I did like Branwen. I liked her a lot. I liked the way she smiled, the way she spoke, the way her hips would sway as she walked away from me to go back to her desk. I liked the way her eyes twinkled when she laughed, the way she tilted her head to the side as she was working something out or really listening to what I had to say. I liked the crooked smile she gave me when things eventually made sense, or when I thought she had been thinking of something else whilst I had been talking and that smile came out to tell me I was right.

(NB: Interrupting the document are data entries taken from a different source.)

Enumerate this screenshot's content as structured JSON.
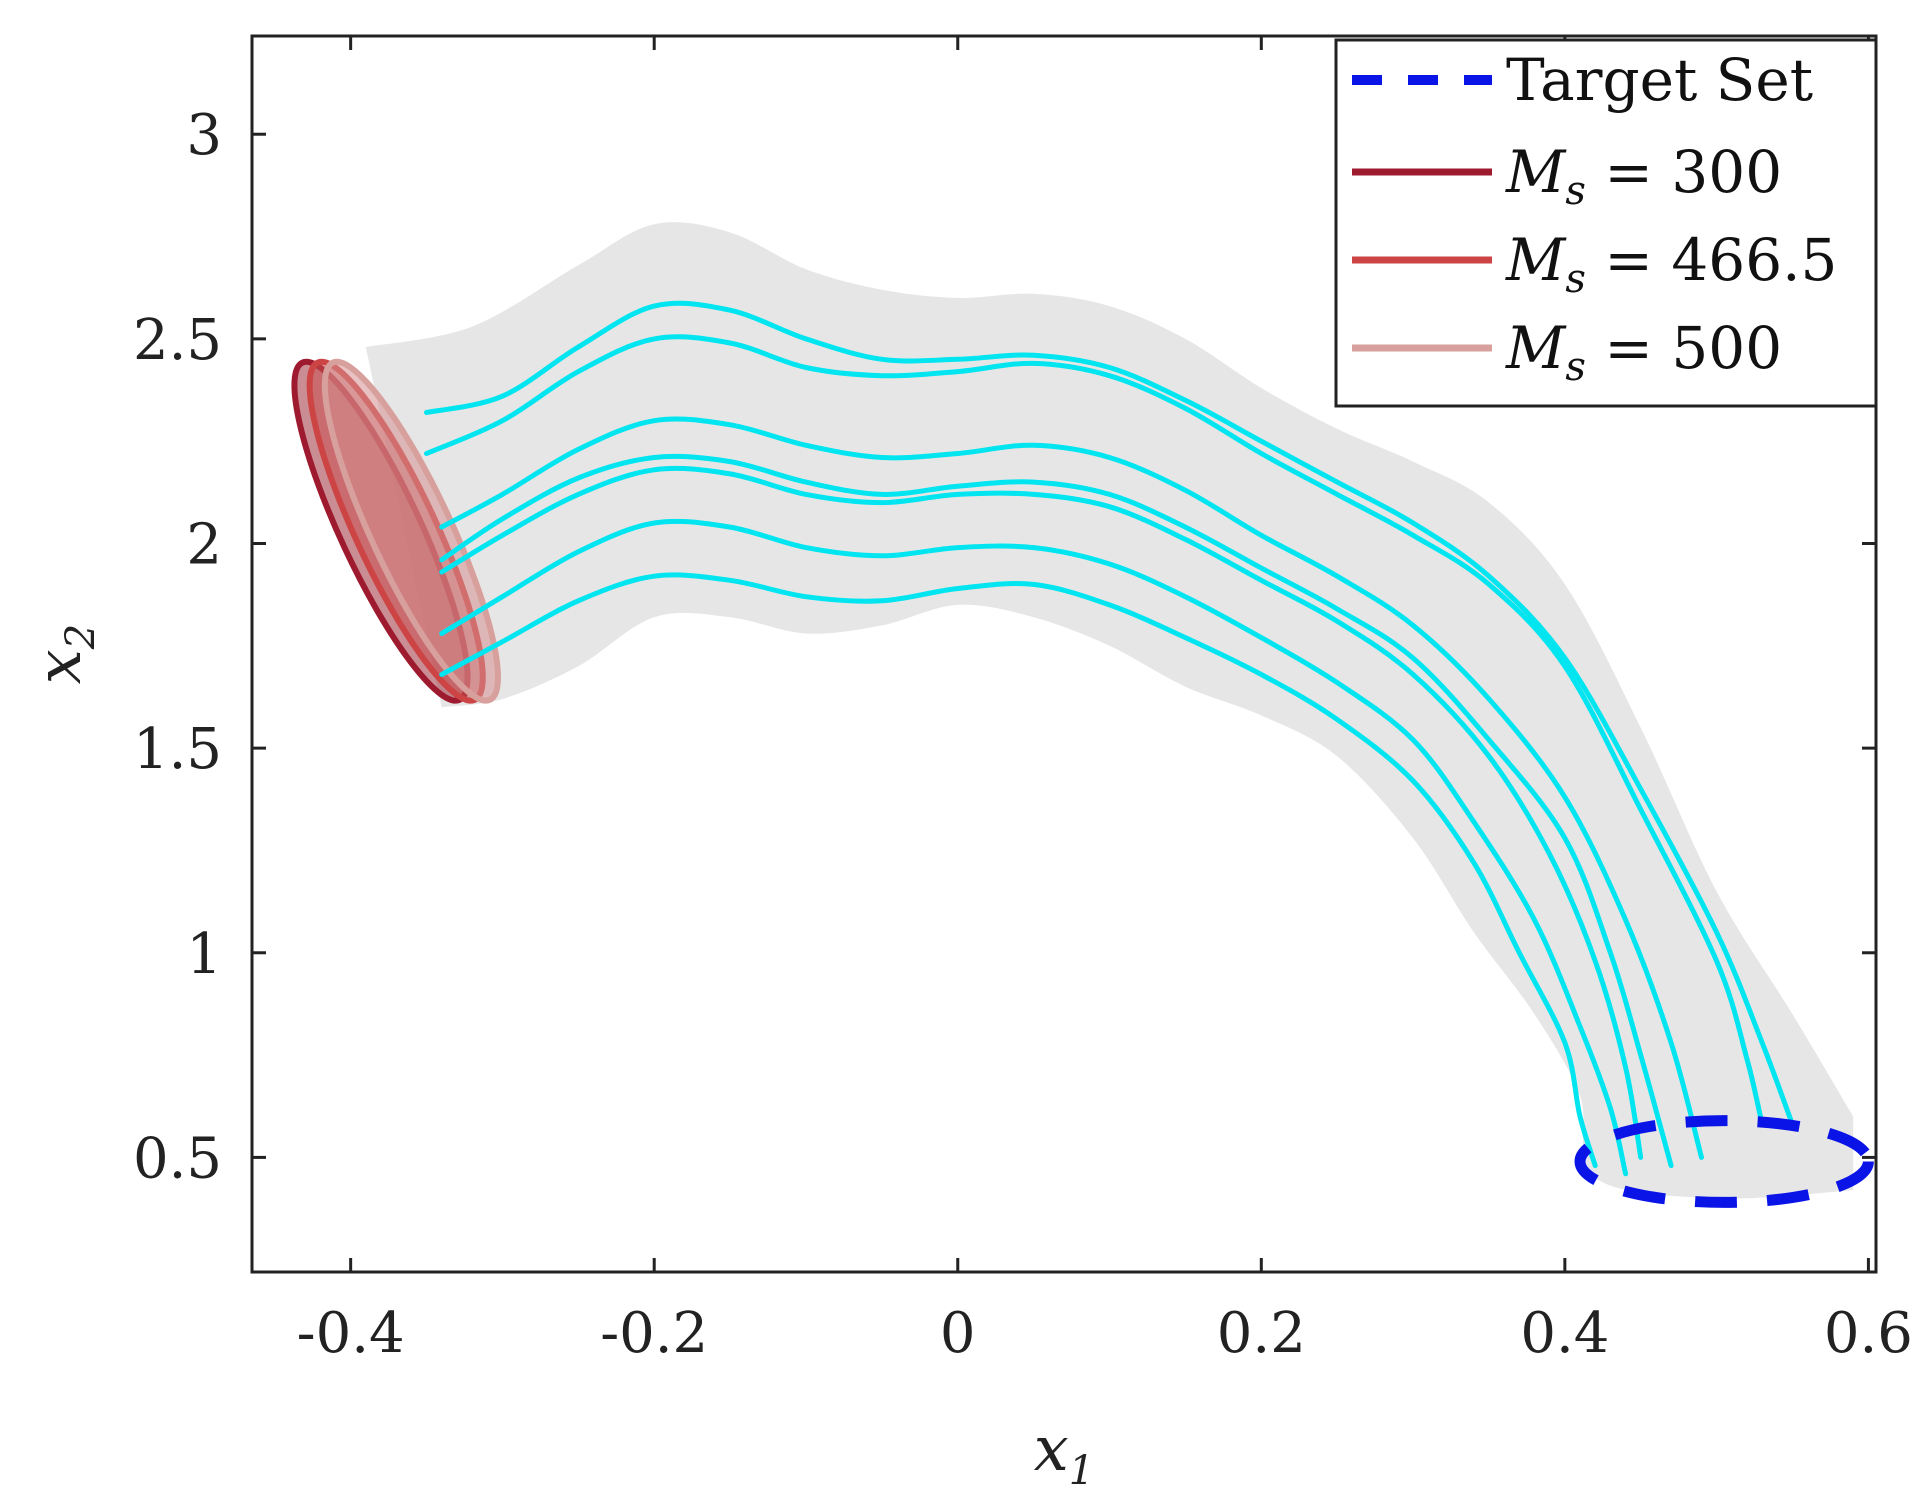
{
  "chart_data": {
    "type": "line",
    "title": "",
    "xlabel": "x",
    "xlabel_sub": "1",
    "ylabel": "x",
    "ylabel_sub": "2",
    "xlim": [
      -0.465,
      0.605
    ],
    "ylim": [
      0.22,
      3.24
    ],
    "xticks": [
      -0.4,
      -0.2,
      0,
      0.2,
      0.4,
      0.6
    ],
    "xtick_labels": [
      "-0.4",
      "-0.2",
      "0",
      "0.2",
      "0.4",
      "0.6"
    ],
    "yticks": [
      0.5,
      1,
      1.5,
      2,
      2.5,
      3
    ],
    "ytick_labels": [
      "0.5",
      "1",
      "1.5",
      "2",
      "2.5",
      "3"
    ],
    "legend": {
      "position": "top-right",
      "entries": [
        {
          "label": "Target Set",
          "style": "dashed",
          "color": "#0a14e6"
        },
        {
          "label_var": "M",
          "label_sub": "s",
          "label_value": " = 300",
          "style": "solid",
          "color": "#9e1a2e"
        },
        {
          "label_var": "M",
          "label_sub": "s",
          "label_value": " = 466.5",
          "style": "solid",
          "color": "#cc4444"
        },
        {
          "label_var": "M",
          "label_sub": "s",
          "label_value": " = 500",
          "style": "solid",
          "color": "#d8a09c"
        }
      ]
    },
    "band": {
      "color": "#e6e6e6",
      "upper": [
        [
          -0.39,
          2.48
        ],
        [
          -0.32,
          2.53
        ],
        [
          -0.25,
          2.68
        ],
        [
          -0.2,
          2.78
        ],
        [
          -0.15,
          2.76
        ],
        [
          -0.1,
          2.67
        ],
        [
          -0.05,
          2.62
        ],
        [
          0,
          2.6
        ],
        [
          0.05,
          2.61
        ],
        [
          0.1,
          2.58
        ],
        [
          0.15,
          2.5
        ],
        [
          0.2,
          2.38
        ],
        [
          0.25,
          2.28
        ],
        [
          0.3,
          2.2
        ],
        [
          0.35,
          2.1
        ],
        [
          0.4,
          1.9
        ],
        [
          0.45,
          1.55
        ],
        [
          0.5,
          1.15
        ],
        [
          0.55,
          0.85
        ],
        [
          0.59,
          0.6
        ]
      ],
      "lower": [
        [
          0.59,
          0.42
        ],
        [
          0.5,
          0.4
        ],
        [
          0.42,
          0.45
        ],
        [
          0.41,
          0.65
        ],
        [
          0.38,
          0.85
        ],
        [
          0.34,
          1.05
        ],
        [
          0.3,
          1.28
        ],
        [
          0.25,
          1.48
        ],
        [
          0.2,
          1.58
        ],
        [
          0.15,
          1.65
        ],
        [
          0.1,
          1.75
        ],
        [
          0.05,
          1.82
        ],
        [
          0,
          1.85
        ],
        [
          -0.05,
          1.8
        ],
        [
          -0.1,
          1.78
        ],
        [
          -0.15,
          1.82
        ],
        [
          -0.2,
          1.82
        ],
        [
          -0.25,
          1.7
        ],
        [
          -0.3,
          1.62
        ],
        [
          -0.34,
          1.6
        ]
      ]
    },
    "target_set": {
      "center": [
        0.505,
        0.49
      ],
      "radii": [
        0.095,
        0.1
      ],
      "color": "#0a14e6"
    },
    "initial_sets": [
      {
        "label": "M_s = 300",
        "center": [
          -0.38,
          2.03
        ],
        "color": "#9e1a2e",
        "fill": "#a0303c"
      },
      {
        "label": "M_s = 466.5",
        "center": [
          -0.37,
          2.03
        ],
        "color": "#cc4444",
        "fill": "#c85050"
      },
      {
        "label": "M_s = 500",
        "center": [
          -0.36,
          2.03
        ],
        "color": "#d8a09c",
        "fill": "#d69090"
      }
    ],
    "trajectory_color": "#00e5f0",
    "series": [
      {
        "name": "traj-1",
        "points": [
          [
            -0.35,
            2.32
          ],
          [
            -0.3,
            2.36
          ],
          [
            -0.25,
            2.48
          ],
          [
            -0.2,
            2.58
          ],
          [
            -0.15,
            2.57
          ],
          [
            -0.1,
            2.5
          ],
          [
            -0.05,
            2.45
          ],
          [
            0,
            2.45
          ],
          [
            0.05,
            2.46
          ],
          [
            0.1,
            2.43
          ],
          [
            0.15,
            2.35
          ],
          [
            0.2,
            2.25
          ],
          [
            0.25,
            2.15
          ],
          [
            0.3,
            2.05
          ],
          [
            0.35,
            1.92
          ],
          [
            0.4,
            1.72
          ],
          [
            0.45,
            1.4
          ],
          [
            0.5,
            1.05
          ],
          [
            0.53,
            0.78
          ],
          [
            0.55,
            0.58
          ]
        ]
      },
      {
        "name": "traj-2",
        "points": [
          [
            -0.35,
            2.22
          ],
          [
            -0.3,
            2.3
          ],
          [
            -0.25,
            2.42
          ],
          [
            -0.2,
            2.5
          ],
          [
            -0.15,
            2.49
          ],
          [
            -0.1,
            2.43
          ],
          [
            -0.05,
            2.41
          ],
          [
            0,
            2.42
          ],
          [
            0.05,
            2.44
          ],
          [
            0.1,
            2.41
          ],
          [
            0.15,
            2.33
          ],
          [
            0.2,
            2.22
          ],
          [
            0.25,
            2.12
          ],
          [
            0.3,
            2.02
          ],
          [
            0.35,
            1.9
          ],
          [
            0.4,
            1.7
          ],
          [
            0.45,
            1.35
          ],
          [
            0.5,
            0.98
          ],
          [
            0.52,
            0.74
          ],
          [
            0.53,
            0.58
          ]
        ]
      },
      {
        "name": "traj-3",
        "points": [
          [
            -0.34,
            2.04
          ],
          [
            -0.3,
            2.12
          ],
          [
            -0.25,
            2.23
          ],
          [
            -0.2,
            2.3
          ],
          [
            -0.15,
            2.29
          ],
          [
            -0.1,
            2.24
          ],
          [
            -0.05,
            2.21
          ],
          [
            0,
            2.22
          ],
          [
            0.05,
            2.24
          ],
          [
            0.1,
            2.21
          ],
          [
            0.15,
            2.13
          ],
          [
            0.2,
            2.02
          ],
          [
            0.25,
            1.92
          ],
          [
            0.3,
            1.8
          ],
          [
            0.35,
            1.62
          ],
          [
            0.4,
            1.38
          ],
          [
            0.44,
            1.08
          ],
          [
            0.47,
            0.78
          ],
          [
            0.49,
            0.5
          ]
        ]
      },
      {
        "name": "traj-4",
        "points": [
          [
            -0.34,
            1.96
          ],
          [
            -0.3,
            2.06
          ],
          [
            -0.25,
            2.16
          ],
          [
            -0.2,
            2.21
          ],
          [
            -0.15,
            2.2
          ],
          [
            -0.1,
            2.15
          ],
          [
            -0.05,
            2.12
          ],
          [
            0,
            2.14
          ],
          [
            0.05,
            2.15
          ],
          [
            0.1,
            2.12
          ],
          [
            0.15,
            2.04
          ],
          [
            0.2,
            1.94
          ],
          [
            0.25,
            1.84
          ],
          [
            0.3,
            1.72
          ],
          [
            0.35,
            1.52
          ],
          [
            0.4,
            1.28
          ],
          [
            0.43,
            1.0
          ],
          [
            0.45,
            0.75
          ],
          [
            0.47,
            0.48
          ]
        ]
      },
      {
        "name": "traj-5",
        "points": [
          [
            -0.34,
            1.93
          ],
          [
            -0.3,
            2.02
          ],
          [
            -0.25,
            2.12
          ],
          [
            -0.2,
            2.18
          ],
          [
            -0.15,
            2.17
          ],
          [
            -0.1,
            2.12
          ],
          [
            -0.05,
            2.1
          ],
          [
            0,
            2.12
          ],
          [
            0.05,
            2.12
          ],
          [
            0.1,
            2.09
          ],
          [
            0.15,
            2.01
          ],
          [
            0.2,
            1.91
          ],
          [
            0.25,
            1.81
          ],
          [
            0.3,
            1.68
          ],
          [
            0.35,
            1.48
          ],
          [
            0.39,
            1.24
          ],
          [
            0.42,
            0.98
          ],
          [
            0.44,
            0.72
          ],
          [
            0.45,
            0.5
          ]
        ]
      },
      {
        "name": "traj-6",
        "points": [
          [
            -0.34,
            1.78
          ],
          [
            -0.3,
            1.87
          ],
          [
            -0.25,
            1.98
          ],
          [
            -0.2,
            2.05
          ],
          [
            -0.15,
            2.04
          ],
          [
            -0.1,
            1.99
          ],
          [
            -0.05,
            1.97
          ],
          [
            0,
            1.99
          ],
          [
            0.05,
            1.99
          ],
          [
            0.1,
            1.95
          ],
          [
            0.15,
            1.87
          ],
          [
            0.2,
            1.77
          ],
          [
            0.25,
            1.66
          ],
          [
            0.3,
            1.52
          ],
          [
            0.34,
            1.32
          ],
          [
            0.38,
            1.08
          ],
          [
            0.41,
            0.82
          ],
          [
            0.43,
            0.62
          ],
          [
            0.44,
            0.46
          ]
        ]
      },
      {
        "name": "traj-7",
        "points": [
          [
            -0.34,
            1.68
          ],
          [
            -0.3,
            1.76
          ],
          [
            -0.25,
            1.86
          ],
          [
            -0.2,
            1.92
          ],
          [
            -0.15,
            1.91
          ],
          [
            -0.1,
            1.87
          ],
          [
            -0.05,
            1.86
          ],
          [
            0,
            1.89
          ],
          [
            0.05,
            1.9
          ],
          [
            0.1,
            1.85
          ],
          [
            0.15,
            1.77
          ],
          [
            0.2,
            1.68
          ],
          [
            0.25,
            1.57
          ],
          [
            0.3,
            1.42
          ],
          [
            0.34,
            1.22
          ],
          [
            0.37,
            1.0
          ],
          [
            0.4,
            0.78
          ],
          [
            0.41,
            0.6
          ],
          [
            0.42,
            0.48
          ]
        ]
      }
    ]
  }
}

What was I thinking? I didn’t like anything that Branwen had done or even who she was. No. I loved it. Loved all of it. And without knowing, I had fallen in love with a woman who I fully believed I’d barely spoken to. Fallen for her smile, her voice, her gentleness and charitableness. Fallen for the wonderful package that was Branwen Campbell.
Slam. My chair shot forward, my knee slipping down from where it had been resting against the table. My head was full of things I needed to sort out and none of them were work orientated.
Pressing with more force than was necessary on the intercom, I, once again, didn’t give Chloe a chance to say hello. ‘Tell me where I can find her.’
‘Who?’
I smiled at the machine, a knowing, cunning smile. ‘I think it is obvious don’t you, Chloe. I expect the place where she is to be in a mail as …’
Ping.
New message. Sender: Benson_C@gmail.com. Subject – about time.
As I read the content of the email, I started to laugh. Branwen was situated one floor below me and working for Alan Jackson – the same Alan Jackson who had called me not even thirty minutes previously. So that was probably the reason why Chloe didn’t want me to speak to him and had only tagged his message she was supposed to tell me as an afterthought to this mail ‘Branwen is a star. Can’t understand why you didn’t keep her.’
Neither could I, but I was going to start making amends for that now.
Before I had a chance to talk myself out of what I was going to do, I was outside my office.
‘Hold all my calls.’ Chloe’s eyes widened, followed by her smile. ‘As if you hadn’t been doing that all afternoon.’
Chloe’s grin became huge and I could actually see some family resemblance between her and Branwen. ‘Certainly, Ms Staunton.’
I was barely three steps away from her desk when I stopped and turned back to her. ‘Just one thing. If your cousin likes me too, why did she leave?’ Chloe opened her mouth to answer but I cut her off. ‘I know. You say she was redeployed. But why now? Why today?’
Chloe just smiled at me in that ‘I know, but you have to find out for yourself’ kind of smile.
And that was exactly what I was going to do.